Interaction Techniques on Constrained Interfaces of Wearable Computing

PhD Thesis Proposal Defence


Title: "Interaction Techniques on Constrained Interfaces of Wearable 
Computing"

by

Mr. Lik Hang LEE


Abstract:

Wearable computers have seen a recent resurgence in interest and 
popularity in which smartglasses and smartwatches are poised to impact the 
way we play and work. Today, consumer applications of these wearable 
computers are focused on fitness tracking, message notifications, gaming 
and entertainment. Under several key constraints on wearable computers 
such as miniature-sized touch interface, small-sized screen real estate, 
low computational resource and limited battery life, existing input 
techniques designed for desktop computers and smartphones are obsolete and 
incompatible with the mobile scenarios.
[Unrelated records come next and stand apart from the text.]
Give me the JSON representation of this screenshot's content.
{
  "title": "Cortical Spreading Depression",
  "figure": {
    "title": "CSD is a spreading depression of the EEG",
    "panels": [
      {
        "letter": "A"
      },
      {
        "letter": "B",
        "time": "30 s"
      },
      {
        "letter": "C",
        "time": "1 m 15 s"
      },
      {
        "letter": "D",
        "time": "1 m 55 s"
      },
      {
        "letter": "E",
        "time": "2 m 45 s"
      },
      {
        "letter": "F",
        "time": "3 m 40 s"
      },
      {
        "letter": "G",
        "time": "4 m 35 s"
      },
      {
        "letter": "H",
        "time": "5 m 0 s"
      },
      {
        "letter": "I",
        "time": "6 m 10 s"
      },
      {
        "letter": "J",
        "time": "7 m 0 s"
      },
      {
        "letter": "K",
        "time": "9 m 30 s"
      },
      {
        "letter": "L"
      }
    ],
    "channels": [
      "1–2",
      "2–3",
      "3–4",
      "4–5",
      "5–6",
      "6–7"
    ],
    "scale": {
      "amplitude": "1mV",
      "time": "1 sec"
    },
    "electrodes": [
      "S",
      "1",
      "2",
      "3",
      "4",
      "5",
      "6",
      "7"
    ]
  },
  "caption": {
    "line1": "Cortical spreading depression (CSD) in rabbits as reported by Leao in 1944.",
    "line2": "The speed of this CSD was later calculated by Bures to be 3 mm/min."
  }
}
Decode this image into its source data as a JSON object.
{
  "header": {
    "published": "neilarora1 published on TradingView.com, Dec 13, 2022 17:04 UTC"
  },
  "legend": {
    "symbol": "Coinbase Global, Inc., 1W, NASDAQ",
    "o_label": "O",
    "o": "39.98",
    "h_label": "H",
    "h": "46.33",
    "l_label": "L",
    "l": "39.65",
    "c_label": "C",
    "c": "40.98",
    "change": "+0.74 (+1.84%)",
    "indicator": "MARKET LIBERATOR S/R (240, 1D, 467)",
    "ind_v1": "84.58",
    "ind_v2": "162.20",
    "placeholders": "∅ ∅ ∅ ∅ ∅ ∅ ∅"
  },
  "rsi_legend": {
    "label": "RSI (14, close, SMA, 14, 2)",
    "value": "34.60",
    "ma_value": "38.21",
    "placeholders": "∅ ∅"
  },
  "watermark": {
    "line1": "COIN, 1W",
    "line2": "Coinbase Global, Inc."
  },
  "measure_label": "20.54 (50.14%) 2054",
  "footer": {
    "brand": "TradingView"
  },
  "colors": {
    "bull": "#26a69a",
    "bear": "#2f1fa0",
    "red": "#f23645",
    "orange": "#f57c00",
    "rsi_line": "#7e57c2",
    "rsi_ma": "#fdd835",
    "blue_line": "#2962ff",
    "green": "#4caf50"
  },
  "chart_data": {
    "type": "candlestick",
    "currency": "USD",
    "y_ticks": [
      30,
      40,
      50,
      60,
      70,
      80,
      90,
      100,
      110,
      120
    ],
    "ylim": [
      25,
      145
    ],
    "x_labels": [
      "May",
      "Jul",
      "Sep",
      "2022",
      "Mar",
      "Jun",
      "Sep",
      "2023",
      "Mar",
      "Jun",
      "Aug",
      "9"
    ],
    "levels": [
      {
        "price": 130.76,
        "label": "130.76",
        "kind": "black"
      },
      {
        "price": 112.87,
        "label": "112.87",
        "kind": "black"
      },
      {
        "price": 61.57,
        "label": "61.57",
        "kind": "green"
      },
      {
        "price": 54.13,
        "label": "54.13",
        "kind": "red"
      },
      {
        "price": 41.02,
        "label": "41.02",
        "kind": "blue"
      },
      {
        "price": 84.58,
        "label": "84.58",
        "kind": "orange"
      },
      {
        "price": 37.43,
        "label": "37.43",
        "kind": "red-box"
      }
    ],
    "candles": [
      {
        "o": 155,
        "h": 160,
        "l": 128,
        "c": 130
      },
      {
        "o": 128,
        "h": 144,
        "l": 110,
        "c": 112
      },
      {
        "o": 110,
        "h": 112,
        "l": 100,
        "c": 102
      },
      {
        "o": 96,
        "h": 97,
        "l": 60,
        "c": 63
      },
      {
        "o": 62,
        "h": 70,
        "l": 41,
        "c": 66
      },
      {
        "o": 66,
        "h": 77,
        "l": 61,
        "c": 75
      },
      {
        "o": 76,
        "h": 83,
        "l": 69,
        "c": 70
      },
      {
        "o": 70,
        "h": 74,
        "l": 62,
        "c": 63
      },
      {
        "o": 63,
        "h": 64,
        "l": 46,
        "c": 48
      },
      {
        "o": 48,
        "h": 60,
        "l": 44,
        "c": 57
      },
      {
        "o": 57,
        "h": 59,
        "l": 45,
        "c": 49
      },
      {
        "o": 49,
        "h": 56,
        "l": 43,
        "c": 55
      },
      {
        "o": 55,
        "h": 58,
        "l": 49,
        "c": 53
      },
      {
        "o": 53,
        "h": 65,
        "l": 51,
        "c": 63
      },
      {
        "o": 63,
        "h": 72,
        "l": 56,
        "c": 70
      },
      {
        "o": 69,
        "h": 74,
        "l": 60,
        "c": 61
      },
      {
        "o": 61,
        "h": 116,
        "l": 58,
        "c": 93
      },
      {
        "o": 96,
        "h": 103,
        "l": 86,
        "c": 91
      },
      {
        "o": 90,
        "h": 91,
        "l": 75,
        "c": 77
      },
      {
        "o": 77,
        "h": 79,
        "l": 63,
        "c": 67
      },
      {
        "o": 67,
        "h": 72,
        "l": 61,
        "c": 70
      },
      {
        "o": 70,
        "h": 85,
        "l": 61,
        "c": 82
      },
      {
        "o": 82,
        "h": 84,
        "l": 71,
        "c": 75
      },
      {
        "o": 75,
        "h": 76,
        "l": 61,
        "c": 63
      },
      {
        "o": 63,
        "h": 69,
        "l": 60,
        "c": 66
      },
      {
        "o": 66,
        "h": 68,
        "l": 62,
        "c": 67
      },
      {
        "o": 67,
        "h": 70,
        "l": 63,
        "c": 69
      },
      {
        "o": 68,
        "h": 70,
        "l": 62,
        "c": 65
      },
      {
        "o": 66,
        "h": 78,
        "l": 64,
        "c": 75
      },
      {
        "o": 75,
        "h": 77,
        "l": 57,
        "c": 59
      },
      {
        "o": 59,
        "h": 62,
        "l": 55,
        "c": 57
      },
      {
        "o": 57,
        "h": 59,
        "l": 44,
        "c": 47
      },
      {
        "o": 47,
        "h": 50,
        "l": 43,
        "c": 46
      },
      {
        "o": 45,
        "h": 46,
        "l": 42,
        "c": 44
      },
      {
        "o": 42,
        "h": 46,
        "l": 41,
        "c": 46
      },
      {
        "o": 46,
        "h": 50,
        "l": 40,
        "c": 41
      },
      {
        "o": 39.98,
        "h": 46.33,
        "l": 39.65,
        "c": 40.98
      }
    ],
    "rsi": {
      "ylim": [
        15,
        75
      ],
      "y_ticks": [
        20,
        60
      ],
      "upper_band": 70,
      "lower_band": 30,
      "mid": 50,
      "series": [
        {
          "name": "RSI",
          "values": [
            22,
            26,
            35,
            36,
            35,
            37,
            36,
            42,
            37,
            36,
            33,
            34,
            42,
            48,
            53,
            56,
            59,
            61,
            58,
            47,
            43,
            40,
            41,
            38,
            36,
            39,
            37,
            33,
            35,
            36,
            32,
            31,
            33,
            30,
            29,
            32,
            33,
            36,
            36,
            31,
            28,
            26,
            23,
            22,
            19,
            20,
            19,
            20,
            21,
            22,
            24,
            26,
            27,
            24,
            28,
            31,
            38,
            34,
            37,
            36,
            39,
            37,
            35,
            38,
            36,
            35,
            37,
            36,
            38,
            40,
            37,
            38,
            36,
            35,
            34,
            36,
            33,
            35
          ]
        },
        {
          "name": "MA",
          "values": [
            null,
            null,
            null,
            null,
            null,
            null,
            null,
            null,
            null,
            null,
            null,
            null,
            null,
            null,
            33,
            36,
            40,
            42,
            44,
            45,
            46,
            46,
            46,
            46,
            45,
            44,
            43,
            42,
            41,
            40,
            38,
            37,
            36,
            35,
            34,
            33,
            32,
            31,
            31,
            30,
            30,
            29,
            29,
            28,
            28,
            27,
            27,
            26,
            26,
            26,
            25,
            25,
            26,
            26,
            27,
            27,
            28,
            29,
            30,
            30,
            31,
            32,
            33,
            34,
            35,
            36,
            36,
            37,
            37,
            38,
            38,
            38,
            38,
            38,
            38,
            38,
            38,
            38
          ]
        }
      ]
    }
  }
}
The cumbersome and difficult 
interaction with the wearable computers has become a hurdle to their wider 
application as we have seen in nowadays smartphones. Therefore, there is 
an unmet demand for interaction techniques particularly designed for 
wearable computers.

In this thesis proposal, we present several novel interaction techniques 
to enhance the object manipulation and text entry in the constrained 
environment. We thoroughly consider the key constraints on wearable 
computers and explore multiple modalities whether the users have accepted. 
Our first study proposes a pointing technique for manipulation of digital 
objects in computing resource constrained augmented reality smartglasses, 
which improves the user operations by 46%. In the next study, we 
investigate two text entry interfaces on AR headset, knowing that the 
small-scale screen real estate should be reserved for user interaction 
with digital objects overlaying on physical surroundings. An 1-line 
invisibly layout is proposed, and remarkably only occupies 13.14% of the 
screen real estate at the edge region, which is 62.80% smaller than the 
default keyboard layout. Finally, we contribute to a force-assisted text 
entry technique for the constrain-sized touchscreen on smartwatches. By 
leveraging the force augmentation on touchscreen, we propose a trimetric 
optimized ambiguous keyboard as small as a one cent USD (19.5mm2) and 
explore the force disambiguation technique on smartwatches.


Date:			Thursday, 25 April 2019

Time:                  	11:00am - 1:00pm

Venue:                  Room 5560
                         (lifts 27/28)

Committee Members:	Dr. Pan Hui (Supervisor)
 			Prof. Gary Chan (Chairperson)
 			Dr. Xiaojuan Ma
 			Prof. Chiew-Lan Tai


**** ALL are Welcome ****